Collaboration with recruitment agencies provides rewards
The partnership should be a rewarding experience for a business. Your recruiter saves you time and delivers tangible value to your business through the quality of candidates they source, labour market advice offered and insights.
Achieving this level of value-adding recruitment partnership requires an understanding by businesses of the basic actions they need to take to enable their recruitment partner to deliver maximum value to their organisation.
Five suggestions
The following five suggestions are strong starting points:
- Have a strategy... and share it
No matter its size, your organisation needs to have a clear resourcing strategy and your recruitment partner must be fully briefed on it. For larger businesses, this resourcing strategy needs to be supported by a clear employer brand and preferably an employee value proposition. Combined, these components offer your business a way to articulate fully what you expect from your recruiter and fairly measure whether they are delivering on those expectations. - Allow your recruitment partners to be the expert they are
Recruitment agencies are experts in their fields. Many companies still inadvertently limit themselves from unlocking the full value their recruitment partners could offer by not allowing those recruiters to do what they do best.

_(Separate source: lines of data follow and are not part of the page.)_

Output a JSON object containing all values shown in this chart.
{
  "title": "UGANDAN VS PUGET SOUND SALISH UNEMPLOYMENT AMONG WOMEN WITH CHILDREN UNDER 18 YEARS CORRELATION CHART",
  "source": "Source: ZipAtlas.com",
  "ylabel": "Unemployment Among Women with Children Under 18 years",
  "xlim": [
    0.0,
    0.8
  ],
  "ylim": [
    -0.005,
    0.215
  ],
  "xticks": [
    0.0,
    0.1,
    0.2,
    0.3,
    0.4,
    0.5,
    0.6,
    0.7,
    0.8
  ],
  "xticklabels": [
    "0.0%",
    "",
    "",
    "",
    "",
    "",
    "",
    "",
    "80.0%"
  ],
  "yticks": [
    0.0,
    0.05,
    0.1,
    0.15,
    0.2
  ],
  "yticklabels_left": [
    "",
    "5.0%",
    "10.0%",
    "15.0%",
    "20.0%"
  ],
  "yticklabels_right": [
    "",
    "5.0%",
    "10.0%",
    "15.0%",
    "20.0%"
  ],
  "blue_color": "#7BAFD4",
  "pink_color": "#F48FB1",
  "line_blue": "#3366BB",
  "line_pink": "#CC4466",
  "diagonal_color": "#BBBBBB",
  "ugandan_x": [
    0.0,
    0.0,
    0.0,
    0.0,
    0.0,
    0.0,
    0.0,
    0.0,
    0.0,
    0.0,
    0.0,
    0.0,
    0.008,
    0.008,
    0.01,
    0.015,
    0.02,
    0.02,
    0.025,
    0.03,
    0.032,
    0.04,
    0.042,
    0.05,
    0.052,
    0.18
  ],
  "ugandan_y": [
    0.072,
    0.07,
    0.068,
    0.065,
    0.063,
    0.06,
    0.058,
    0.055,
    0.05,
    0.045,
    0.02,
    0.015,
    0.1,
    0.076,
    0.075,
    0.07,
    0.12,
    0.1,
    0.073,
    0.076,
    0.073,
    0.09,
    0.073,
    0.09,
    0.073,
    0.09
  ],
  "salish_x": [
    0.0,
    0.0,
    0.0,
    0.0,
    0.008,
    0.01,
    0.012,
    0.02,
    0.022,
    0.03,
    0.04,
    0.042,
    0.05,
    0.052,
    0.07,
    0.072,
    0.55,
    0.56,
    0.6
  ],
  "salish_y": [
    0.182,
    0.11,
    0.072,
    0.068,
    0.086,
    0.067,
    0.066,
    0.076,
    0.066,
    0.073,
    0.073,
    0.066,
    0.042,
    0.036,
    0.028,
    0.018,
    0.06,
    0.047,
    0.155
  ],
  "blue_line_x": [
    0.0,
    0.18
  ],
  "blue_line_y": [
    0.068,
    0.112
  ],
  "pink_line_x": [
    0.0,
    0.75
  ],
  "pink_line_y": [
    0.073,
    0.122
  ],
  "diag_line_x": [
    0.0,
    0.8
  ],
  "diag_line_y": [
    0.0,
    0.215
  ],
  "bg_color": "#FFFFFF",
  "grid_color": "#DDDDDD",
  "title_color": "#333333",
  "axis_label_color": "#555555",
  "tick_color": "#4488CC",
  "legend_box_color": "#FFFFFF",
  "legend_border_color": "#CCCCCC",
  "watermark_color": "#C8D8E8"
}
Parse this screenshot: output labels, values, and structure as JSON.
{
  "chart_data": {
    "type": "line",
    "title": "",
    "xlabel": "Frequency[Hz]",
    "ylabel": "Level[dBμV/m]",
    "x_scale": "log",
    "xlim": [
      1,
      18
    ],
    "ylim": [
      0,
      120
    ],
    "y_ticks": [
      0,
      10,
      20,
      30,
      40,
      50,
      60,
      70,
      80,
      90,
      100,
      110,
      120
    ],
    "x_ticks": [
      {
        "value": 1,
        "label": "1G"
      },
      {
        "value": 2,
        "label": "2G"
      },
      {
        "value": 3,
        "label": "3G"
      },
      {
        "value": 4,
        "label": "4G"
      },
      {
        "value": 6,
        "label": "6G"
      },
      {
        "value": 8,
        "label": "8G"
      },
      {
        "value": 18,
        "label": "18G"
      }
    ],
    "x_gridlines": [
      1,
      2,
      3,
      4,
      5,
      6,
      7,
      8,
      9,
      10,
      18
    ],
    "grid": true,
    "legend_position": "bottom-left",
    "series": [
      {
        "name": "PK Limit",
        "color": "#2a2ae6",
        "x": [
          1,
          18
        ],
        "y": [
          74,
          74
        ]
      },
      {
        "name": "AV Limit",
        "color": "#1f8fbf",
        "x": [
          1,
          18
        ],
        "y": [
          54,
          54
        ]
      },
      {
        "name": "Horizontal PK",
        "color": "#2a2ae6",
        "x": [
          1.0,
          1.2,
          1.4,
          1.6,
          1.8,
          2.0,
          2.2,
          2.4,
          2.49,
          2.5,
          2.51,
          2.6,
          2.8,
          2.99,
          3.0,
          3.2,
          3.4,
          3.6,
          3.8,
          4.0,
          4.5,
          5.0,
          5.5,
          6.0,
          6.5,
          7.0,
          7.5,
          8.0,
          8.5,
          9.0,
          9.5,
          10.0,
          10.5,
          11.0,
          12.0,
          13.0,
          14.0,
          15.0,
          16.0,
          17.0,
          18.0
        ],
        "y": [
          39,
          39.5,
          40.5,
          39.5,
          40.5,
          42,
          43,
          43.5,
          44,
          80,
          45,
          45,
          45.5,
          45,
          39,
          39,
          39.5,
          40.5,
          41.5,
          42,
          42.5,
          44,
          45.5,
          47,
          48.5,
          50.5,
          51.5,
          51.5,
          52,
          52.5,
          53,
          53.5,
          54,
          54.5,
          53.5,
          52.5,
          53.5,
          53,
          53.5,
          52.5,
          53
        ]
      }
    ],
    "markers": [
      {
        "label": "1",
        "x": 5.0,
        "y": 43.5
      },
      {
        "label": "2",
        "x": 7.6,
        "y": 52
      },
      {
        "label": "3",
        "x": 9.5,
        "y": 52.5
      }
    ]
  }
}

By giving your recruiter the freedom to deliver, your business will be able to capitalise fully on their expertise - both in terms of sourcing the best candidates and offering vital input regarding labour markets and trends. - Involve your line managers
Ultimately, the line manager is the individual who stands to most affected if the wrong person ends up under his or her supervision. It makes sense, therefore, to introduce line managers into the recruitment partnership and invite them to play a comprehensive part in detailing the qualities they want to see in the new employees placed under their care. It is seldom an easy aspect of the recruitment relationship, and often requires careful management by HR, but the benefits and value it unlocks are well worth the effort. - Keep communicating
Often, a recruitment partnership starts out with a flurry of communication opportunities but as time passes and both parties become comfortable in the arrangement, communication is often the first aspect of the relationship to suffer. Over time, this inevitably leads to, or heightens, feelings of discontent. Make a conscious effort to keep the communication flowing. Better yet, make it the responsibility of your recruitment partner to do so, and then give them your full cooperation. - Provide actionable feedback
No matter how open you feel the lines of communication are with your recruitment partner, unless you are giving them feedback they can really use, those lines need to be tightened. Whether its reasons why a candidate was not suitable or discomfort about a process or attitude, the feedback you provide to your recruitment partner must be very specific and, preferably, include ways you feel the situation can be rectified. Be candid, critical and, when warranted, complimentary. However, whatever the feedback, make sure it is specific.
While they're no guarantee of a happy and mutually-beneficial recruitment partnership, carting out these five simple guidelines will almost certainly enhance the potential for your business to derive maximum value from its recruitment partners.